Some companion, Sybil would think to herself, some housekeeper, as she poked about the kitchen, looking into the icebox and the oven to try to guess what Dorothy was planning for lunch. Some companion. And yet when the weather was bad and Dorothy was in the house all day, talking, knitting, bossing, putting dustcloths into Sybil's hand, or settling her on the ugly plastic stool with ironing board at sitting height, ‘to keep you from getting rusty', Sybil would wish she could get her out of the house.

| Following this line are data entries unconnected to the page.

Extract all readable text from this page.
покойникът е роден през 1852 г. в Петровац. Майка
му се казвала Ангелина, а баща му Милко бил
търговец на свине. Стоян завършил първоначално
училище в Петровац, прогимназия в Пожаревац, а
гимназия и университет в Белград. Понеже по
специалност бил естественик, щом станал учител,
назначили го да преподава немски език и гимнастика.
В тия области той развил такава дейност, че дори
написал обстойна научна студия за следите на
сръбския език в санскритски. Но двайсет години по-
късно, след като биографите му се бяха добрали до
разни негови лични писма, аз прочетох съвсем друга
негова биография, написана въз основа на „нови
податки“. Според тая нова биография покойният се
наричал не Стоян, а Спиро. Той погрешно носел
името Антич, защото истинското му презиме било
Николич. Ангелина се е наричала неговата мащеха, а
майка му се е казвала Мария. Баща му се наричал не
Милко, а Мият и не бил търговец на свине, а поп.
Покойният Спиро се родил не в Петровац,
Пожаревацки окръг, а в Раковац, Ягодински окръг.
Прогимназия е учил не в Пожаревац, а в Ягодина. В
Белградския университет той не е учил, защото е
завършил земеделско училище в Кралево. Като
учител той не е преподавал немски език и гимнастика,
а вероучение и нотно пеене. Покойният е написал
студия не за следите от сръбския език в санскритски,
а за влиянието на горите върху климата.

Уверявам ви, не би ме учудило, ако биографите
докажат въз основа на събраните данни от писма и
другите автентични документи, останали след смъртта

There you were. There was no pleasing some people, she thought, meaning herself. ‘That's what happens to you when you get old,' she told the bird, slyly rattling the bars of its cage with a spoon, which Dorothy forback her to do on account of Roger's nerves, ‘You don't know what you want.'

Like a baby. But if you had to become a baby, why couldn't life be arranged the other way around? If you started as an old woman, people would put up with you as a novelty, knowing you would improve. Then you could end up as a fragrant baby, and everyone would dote on you and never think you were a nuisance, however much attention you demanded.

Sometimes when she was too much alone, she would think about telling Laurie or Jess that Dorothy neglected her. But when she saw them, she forgot. Or if she remembered, it did not seem to matter anyway, once there were people around. It only mattered when she was alone for so many hours that her thoughts curdled; but then there was no one to tell.

Just as well. Since they had taken her to that sad place where the old man did not dare touch the television and the little monkey lady did not dare step out of her room, Sybil had got to be extra careful.